In the tally image generating method using the systematic ordered dither of the Non-Patent Document 3, visually unfavorable regular patterns unique to matrices appear in tally images. In addition, image deterioration is caused due to random matrix switching, and the resolution of a confidential image lowers as the matrix size increases.
In the tally image generating method using the density pattern method of the Patent Document 1, the tally images become dxd times as large as the input image size, and pixels in a cell are randomly determined, whereby the image quality is low.
As described above, the conventional tally image generating methods have problems in that the methods that realize high quality of tallies are long in tally generating time, and the methods that shorten the tally generating time are inferior in image quality and cannot realize high quality and high speed generation of tally images. Herein, the tally generating time means the period until tally images are outputted since a halftone image is inputted.
Tally image generating method using threshold matrices can realize grouping function. At first, Matrix1, Matrix2, , , , Matrix X are generated. Then, Group1, Group2, , , , Group X are generated from each Matrix1, Matrix2, , , , Matrix X, respectively. Each group has a lot of tally images generated from a lot of various input gray-scale images. In decoding step, instructed number groups are selected. Any combination of a selected tally image from each selected Group can decode the confidential image. This grouping function has not been realized conventional halftone tally image generation methods such as Non-Patent Document 1 and 2. This function can be realized by Non-Patent Document 3 but no one propose this grouping usage. This grouping function can be easily realized by tally image generation method using threshold matrices.
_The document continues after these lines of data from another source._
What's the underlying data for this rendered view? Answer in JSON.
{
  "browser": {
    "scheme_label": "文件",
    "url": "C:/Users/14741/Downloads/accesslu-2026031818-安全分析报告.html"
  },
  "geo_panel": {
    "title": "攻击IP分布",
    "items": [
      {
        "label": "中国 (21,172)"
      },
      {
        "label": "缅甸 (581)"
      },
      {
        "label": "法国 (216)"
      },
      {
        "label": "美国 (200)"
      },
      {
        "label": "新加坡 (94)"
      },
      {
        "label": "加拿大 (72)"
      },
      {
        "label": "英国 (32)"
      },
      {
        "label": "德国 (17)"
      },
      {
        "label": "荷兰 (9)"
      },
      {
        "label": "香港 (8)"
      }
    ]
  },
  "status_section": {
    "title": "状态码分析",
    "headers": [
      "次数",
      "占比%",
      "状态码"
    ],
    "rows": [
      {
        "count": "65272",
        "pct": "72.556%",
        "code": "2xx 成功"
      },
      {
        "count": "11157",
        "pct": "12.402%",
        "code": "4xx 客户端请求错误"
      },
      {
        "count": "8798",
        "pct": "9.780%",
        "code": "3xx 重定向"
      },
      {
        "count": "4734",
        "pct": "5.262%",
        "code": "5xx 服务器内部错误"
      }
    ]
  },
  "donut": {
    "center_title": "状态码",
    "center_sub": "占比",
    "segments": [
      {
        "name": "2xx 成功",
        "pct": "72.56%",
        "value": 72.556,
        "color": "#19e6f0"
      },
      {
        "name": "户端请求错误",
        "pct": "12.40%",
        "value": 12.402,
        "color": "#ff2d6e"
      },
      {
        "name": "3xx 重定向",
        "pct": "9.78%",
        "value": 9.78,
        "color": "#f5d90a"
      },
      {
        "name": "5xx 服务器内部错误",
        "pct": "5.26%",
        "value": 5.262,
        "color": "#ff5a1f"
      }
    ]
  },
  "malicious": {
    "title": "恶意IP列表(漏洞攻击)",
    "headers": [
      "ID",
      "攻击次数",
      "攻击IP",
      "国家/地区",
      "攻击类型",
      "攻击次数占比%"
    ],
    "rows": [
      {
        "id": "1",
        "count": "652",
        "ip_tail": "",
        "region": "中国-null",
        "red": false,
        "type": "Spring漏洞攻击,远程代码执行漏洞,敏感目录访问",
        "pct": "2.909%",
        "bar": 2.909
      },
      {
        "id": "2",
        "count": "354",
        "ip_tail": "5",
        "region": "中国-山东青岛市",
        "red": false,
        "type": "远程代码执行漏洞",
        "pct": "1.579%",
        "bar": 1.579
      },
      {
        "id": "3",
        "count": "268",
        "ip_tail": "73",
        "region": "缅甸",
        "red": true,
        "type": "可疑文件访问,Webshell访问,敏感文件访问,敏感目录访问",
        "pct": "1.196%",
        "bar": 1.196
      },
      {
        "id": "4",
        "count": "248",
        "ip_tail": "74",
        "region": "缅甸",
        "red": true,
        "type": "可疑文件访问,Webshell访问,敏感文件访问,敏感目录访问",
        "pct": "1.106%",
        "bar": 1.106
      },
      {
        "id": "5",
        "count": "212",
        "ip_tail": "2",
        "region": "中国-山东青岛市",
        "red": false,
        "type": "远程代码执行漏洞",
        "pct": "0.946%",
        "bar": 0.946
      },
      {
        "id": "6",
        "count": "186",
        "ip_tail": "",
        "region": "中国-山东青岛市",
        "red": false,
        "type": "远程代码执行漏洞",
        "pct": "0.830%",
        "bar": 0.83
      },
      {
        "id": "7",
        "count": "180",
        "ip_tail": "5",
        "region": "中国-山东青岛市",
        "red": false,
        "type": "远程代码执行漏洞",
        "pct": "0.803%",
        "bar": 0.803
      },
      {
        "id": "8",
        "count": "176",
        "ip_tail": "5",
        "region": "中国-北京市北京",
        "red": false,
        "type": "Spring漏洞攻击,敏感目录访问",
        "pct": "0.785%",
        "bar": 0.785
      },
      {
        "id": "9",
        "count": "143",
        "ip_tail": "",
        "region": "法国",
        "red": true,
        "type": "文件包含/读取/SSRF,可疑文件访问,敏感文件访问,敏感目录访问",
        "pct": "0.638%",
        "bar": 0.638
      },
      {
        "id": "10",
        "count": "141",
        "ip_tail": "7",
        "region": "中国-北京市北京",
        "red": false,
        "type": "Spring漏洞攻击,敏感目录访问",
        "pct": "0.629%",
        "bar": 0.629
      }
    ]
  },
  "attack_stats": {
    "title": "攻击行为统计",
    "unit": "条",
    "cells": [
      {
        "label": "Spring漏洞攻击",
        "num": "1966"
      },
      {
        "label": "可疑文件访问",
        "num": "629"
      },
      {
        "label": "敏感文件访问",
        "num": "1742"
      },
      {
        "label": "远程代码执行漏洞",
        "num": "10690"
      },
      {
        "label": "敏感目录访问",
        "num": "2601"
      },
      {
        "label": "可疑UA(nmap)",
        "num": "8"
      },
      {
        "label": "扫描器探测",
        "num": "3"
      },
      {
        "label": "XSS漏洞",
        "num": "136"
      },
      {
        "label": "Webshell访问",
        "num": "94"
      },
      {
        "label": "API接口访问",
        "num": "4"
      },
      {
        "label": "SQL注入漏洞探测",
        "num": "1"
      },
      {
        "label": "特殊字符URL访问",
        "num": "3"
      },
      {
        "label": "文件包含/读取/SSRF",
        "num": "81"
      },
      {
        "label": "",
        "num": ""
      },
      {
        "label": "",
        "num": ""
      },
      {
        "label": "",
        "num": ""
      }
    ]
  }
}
Moreover, not only normal (2,2) method but also other method such as (k,n) method can be realized. In Non-Patent Document 5 of (k, n) scheme, overlapping any k share images decode the confidential image, but overlapping less than k−1 random share images can not decode the confidential image. Here, in conventional image, n is not the number of tally images, n is the number of groups. At first, n groups are generated. Then, more than k groups are randomly selected. Any combination of a selected tally image from each selected group can decode the confidential image. Some Halftone tally image generation method can support methods except (2,2) scheme. For example, Non-Patent Document 6 supports (k,n) scheme. Non-Patent Document 6 also supports general access structure, so access feasibility is very high. Non-Patent Document 7 supports (2, 3) scheme. However, Non-Patent Document 6 and 7 do not use threshold matrices, grouping of a lot of high quality tally images described above can not be realized.